RSA students to produce 10-minute play creation

By Laureen F. Guenther Times Contributor

Rosebud School of the Arts students will present a 10-Minute Play Creation on Feb. 3, using their diverse artistic and performing skills while raising funds for their annual theatre study trips.
At 6 p.m. on Feb. 2, the students will be divided into groups, and each group will receive one prop and one prompt. The prop, said second-year student Rebbekah Ogden, might be anything from a sword to an umbrella to a cabbage. The prompt is a line of text. Students have no hints about what the prop or prompt will be until they receive it.
Based on those prompts and props, each group has 24 hours to create, write and rehearse a 10-minute play.
On Saturday, Feb. 3, at 6:30 p.m., the doors of the BMO Studio Stage will open to a silent auction, primarily auctioning works from Rosebud School of the Arts (RSA) students.
Items may include baking, handmade jewelry, or gift certificates for services or events. And Ogden, a visual artist whose paintings have been exhibited in Rosebud’s Akokiniskway Gallery, plans to auction some of her artwork.
During the silent auction, live artisans will also be at work. Anja Jonsson, a second-year RSA student, will offer henna art, and Mike Thiessen, an RSA graduate, will be sketching.
At 7:30 p.m., the 10-minute performances will begin.
Creating and performing these plays in a short span of time was a valuable learning experience in her first year at RSA, Ogden said.
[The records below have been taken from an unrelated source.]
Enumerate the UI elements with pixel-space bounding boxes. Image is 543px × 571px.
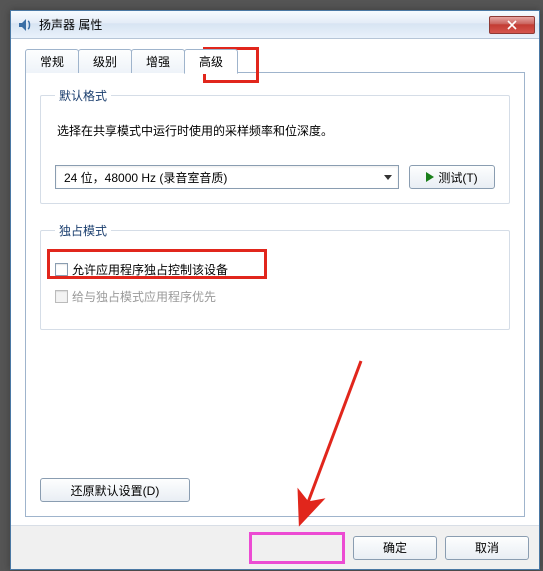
checkbox-allow-exclusive-label: 允许应用程序独占控制该设备 [72, 261, 228, 278]
client-area: 常规 级别 增强 高级 默认格式 选择在共享模式中运行时使用的采样频率和位深度。… [11, 39, 539, 525]
cancel-button-label: 取消 [475, 539, 499, 556]
default-format-desc: 选择在共享模式中运行时使用的采样频率和位深度。 [57, 122, 495, 139]
ok-button-label: 确定 [383, 539, 407, 556]
checkbox-allow-exclusive-row[interactable]: 允许应用程序独占控制该设备 [55, 261, 495, 278]
format-dropdown[interactable]: 24 位，48000 Hz (录音室音质) [55, 165, 399, 189]
checkbox-priority-row[interactable]: 给与独占模式应用程序优先 [55, 288, 495, 305]
tab-content-advanced: 默认格式 选择在共享模式中运行时使用的采样频率和位深度。 24 位，48000 … [25, 72, 525, 517]
tab-general[interactable]: 常规 [25, 49, 79, 73]
format-dropdown-value: 24 位，48000 Hz (录音室音质) [64, 169, 227, 186]
tab-advanced[interactable]: 高级 [184, 49, 238, 74]
legend-exclusive: 独占模式 [55, 222, 111, 239]
checkbox-allow-exclusive[interactable] [55, 263, 68, 276]
restore-defaults-label: 还原默认设置(D) [71, 482, 160, 499]
group-exclusive-mode: 独占模式 允许应用程序独占控制该设备 给与独占模式应用程序优先 [40, 222, 510, 330]
close-button[interactable] [489, 16, 535, 34]
dialog-footer: 确定 取消 [11, 525, 539, 569]
checkbox-priority[interactable] [55, 290, 68, 303]
legend-default-format: 默认格式 [55, 87, 111, 104]
speaker-icon [17, 17, 33, 33]
ok-button[interactable]: 确定 [353, 536, 437, 560]
cancel-button[interactable]: 取消 [445, 536, 529, 560]
tab-level[interactable]: 级别 [78, 49, 132, 73]
titlebar: 扬声器 属性 [11, 11, 539, 39]
test-button[interactable]: 测试(T) [409, 165, 495, 189]
test-button-label: 测试(T) [438, 169, 477, 186]
tab-enhance[interactable]: 增强 [131, 49, 185, 73]
group-default-format: 默认格式 选择在共享模式中运行时使用的采样频率和位深度。 24 位，48000 … [40, 87, 510, 204]
window-title: 扬声器 属性 [39, 16, 489, 33]
play-icon [426, 172, 434, 182]
restore-defaults-button[interactable]: 还原默认设置(D) [40, 478, 190, 502]
checkbox-priority-label: 给与独占模式应用程序优先 [72, 288, 216, 305]
tab-strip: 常规 级别 增强 高级 [25, 49, 525, 73]
properties-dialog: 扬声器 属性 常规 级别 增强 高级 默认格式 选择在共享模式中运行时使用的采样… [10, 10, 540, 570]
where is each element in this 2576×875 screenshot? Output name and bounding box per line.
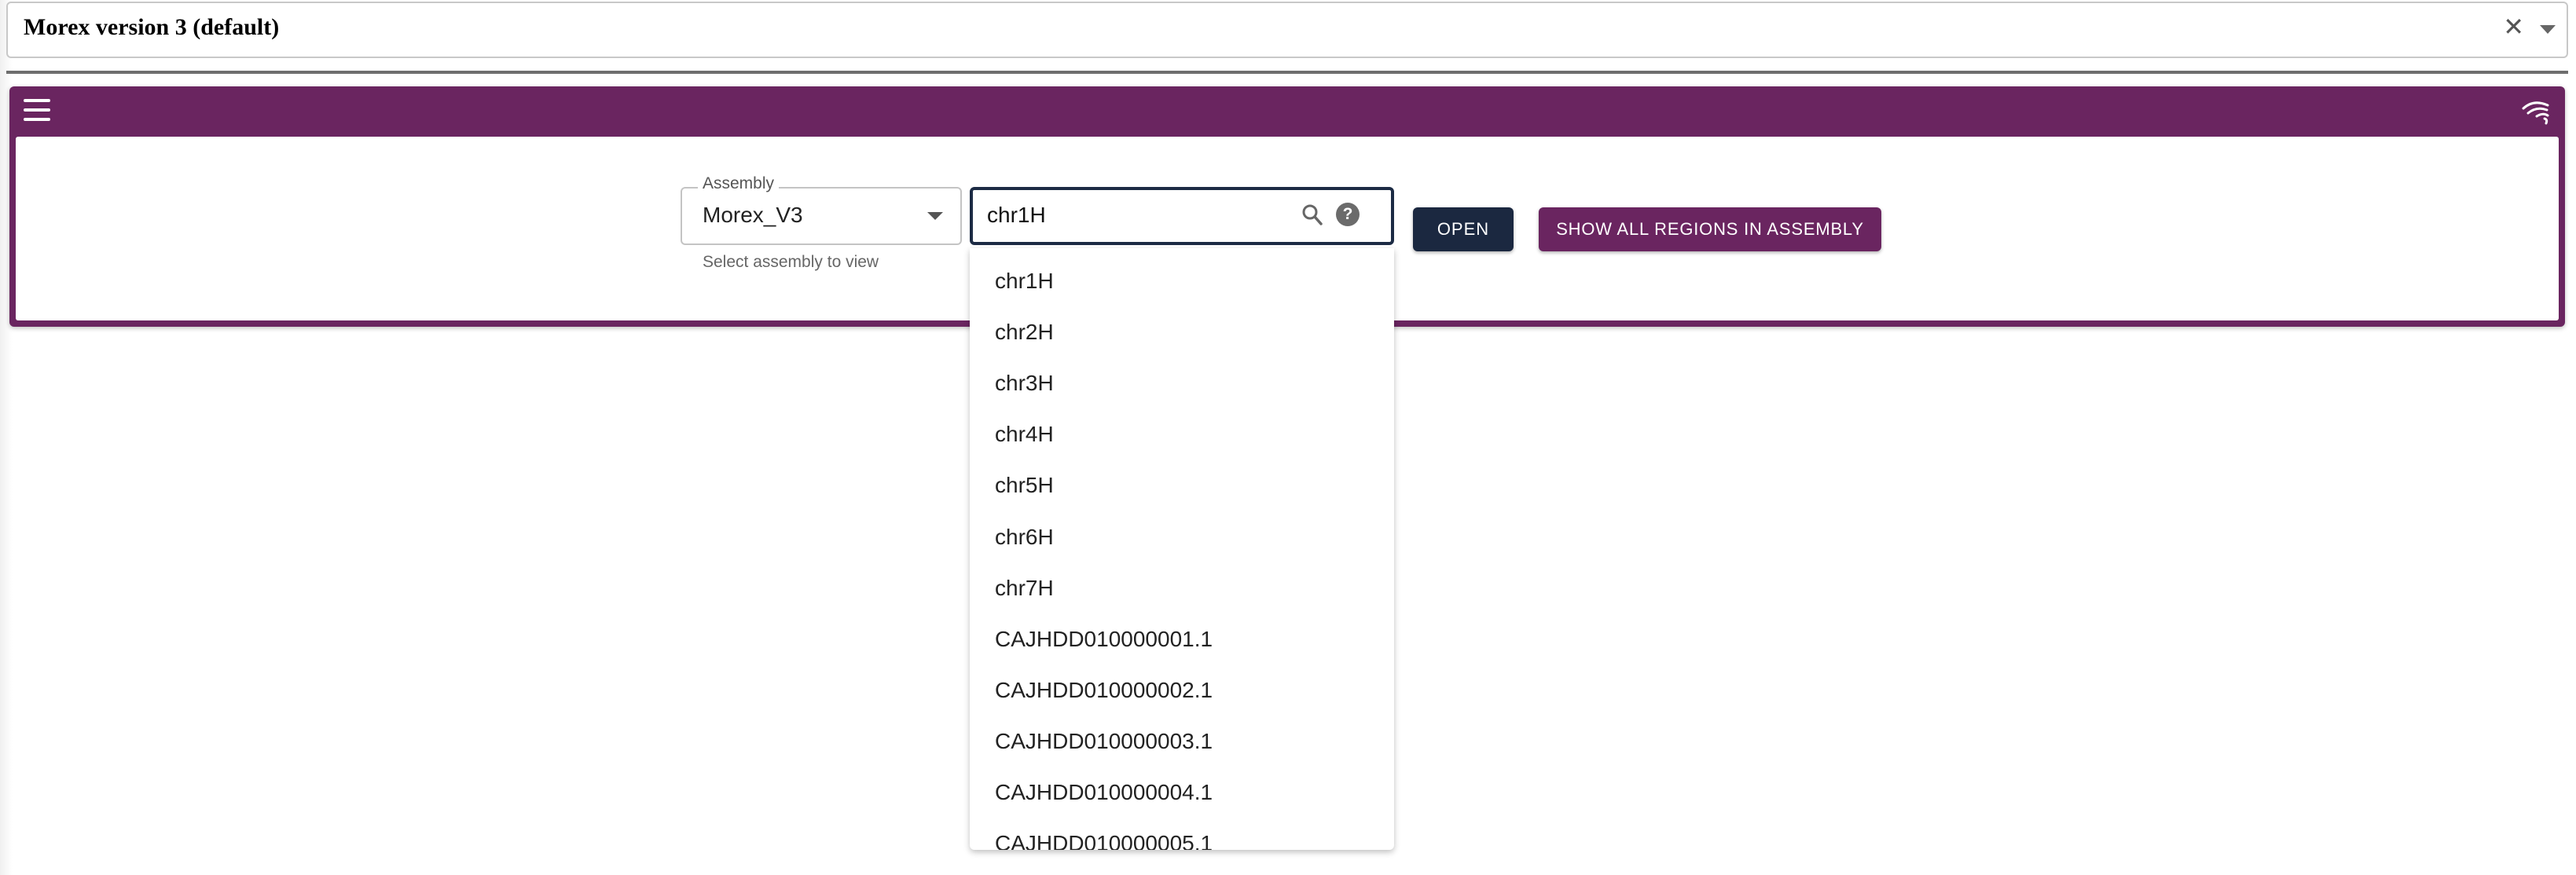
hamburger-menu-icon[interactable] [24,99,50,121]
help-icon[interactable]: ? [1336,203,1360,226]
show-all-regions-button[interactable]: SHOW ALL REGIONS IN ASSEMBLY [1539,207,1881,251]
list-item[interactable]: chr3H [995,371,1054,396]
open-button[interactable]: OPEN [1413,207,1514,251]
list-item[interactable]: CAJHDD010000005.1 [995,831,1213,850]
list-item[interactable]: chr2H [995,320,1054,345]
list-item[interactable]: chr4H [995,422,1054,447]
session-title: Morex version 3 (default) [24,14,280,40]
search-input-value[interactable]: chr1H [987,203,1046,228]
list-item[interactable]: chr1H [995,269,1054,294]
list-item[interactable]: chr6H [995,525,1054,550]
assembly-value[interactable]: Morex_V3 [703,203,803,228]
assembly-label: Assembly [698,174,780,193]
jbrowse-logo-icon[interactable] [2521,97,2552,126]
list-item[interactable]: chr5H [995,473,1054,498]
close-icon[interactable]: ✕ [2503,14,2524,39]
chevron-down-icon[interactable] [927,212,943,220]
list-item[interactable]: CAJHDD010000003.1 [995,729,1213,754]
list-item[interactable]: CAJHDD010000002.1 [995,678,1213,703]
list-item[interactable]: CAJHDD010000001.1 [995,627,1213,652]
list-item[interactable]: chr7H [995,576,1054,601]
search-suggestions-dropdown[interactable]: chr1H chr2H chr3H chr4H chr5H chr6H chr7… [970,248,1394,850]
divider [6,71,2568,74]
assembly-helper-text: Select assembly to view [703,253,879,271]
chevron-down-icon[interactable] [2540,25,2556,34]
search-icon[interactable] [1301,203,1323,226]
session-selector[interactable]: Morex version 3 (default) ✕ [6,2,2568,58]
list-item[interactable]: CAJHDD010000004.1 [995,780,1213,805]
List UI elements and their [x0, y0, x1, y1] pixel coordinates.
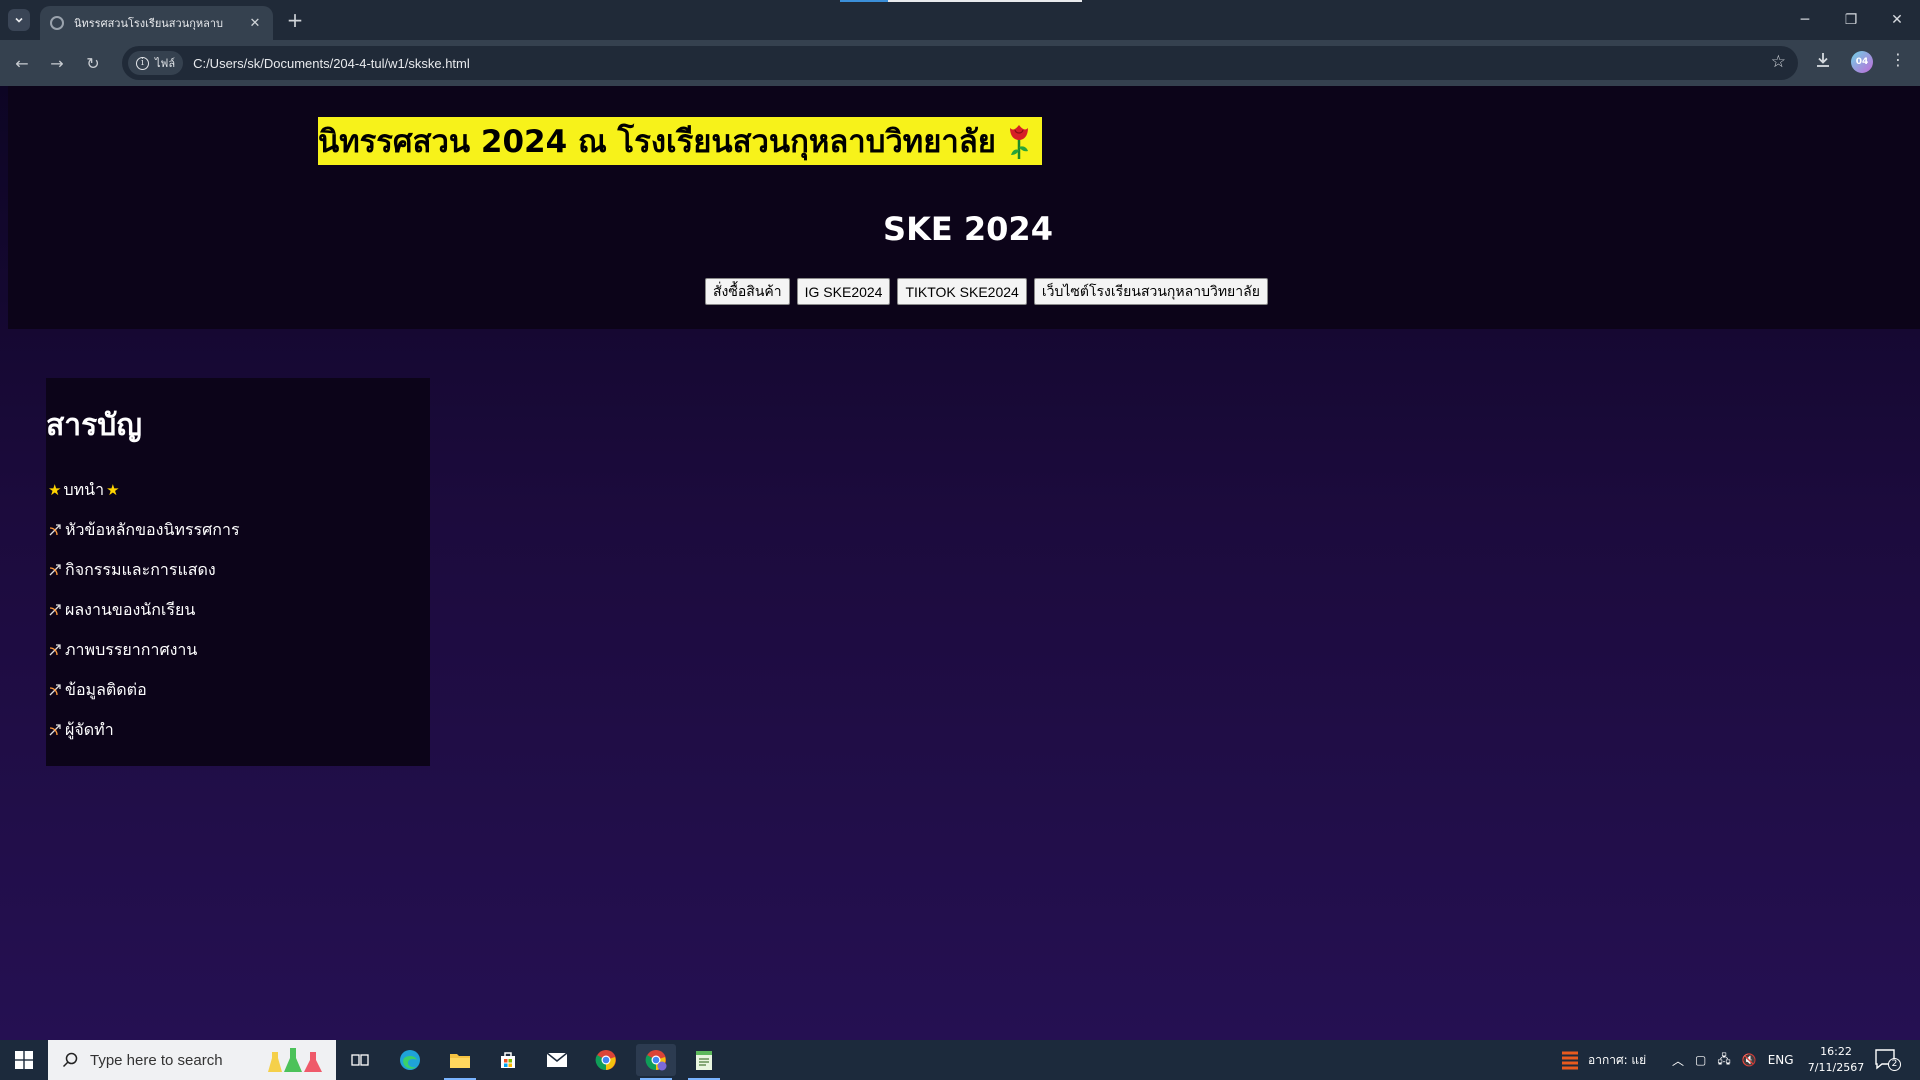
table-of-contents: สารบัญ ★ บทนำ ★ หัวข้อหลักของนิทรรศการ ก…	[46, 378, 430, 766]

“It was my first time working with other people to devise a piece we were performing. It was pretty fast-paced,” she said. “It was extremely educational for me.”
All funds raised from the silent auction and play creation support the students’ annual theatre trips, a required component of their studies at RSA. First-year students visit Canada’s West Coast later in February, while second- and third-year students are travelling to New York and Toronto.
These trips are also valuable learning experiences.
“Rosebud is a very awesome place,” Ogden said, “but it’s a certain type of theatre. So by going to New York or to the West Coast, you get to experience more versions of what theatre can look like, especially in professional settings.”
The students also take workshops and accept risk-taking challenges, she said. The trips also offer networking opportunities with theatre professionals.
On her theatre trip to the West Coast last year, Ogden took a song-writing workshop, where she wrote a song she later performed at a public open mic event. She and her classmates also took a breathing workshop and saw “inspiring” theatre performances, including Ogden’s first one-woman play.
The silent auction and 10-minute play performances will both be held in Rosebud’s BMO Studio Stage. The plays are family-friendly, Ogden said, and admission to the play performance is by donation.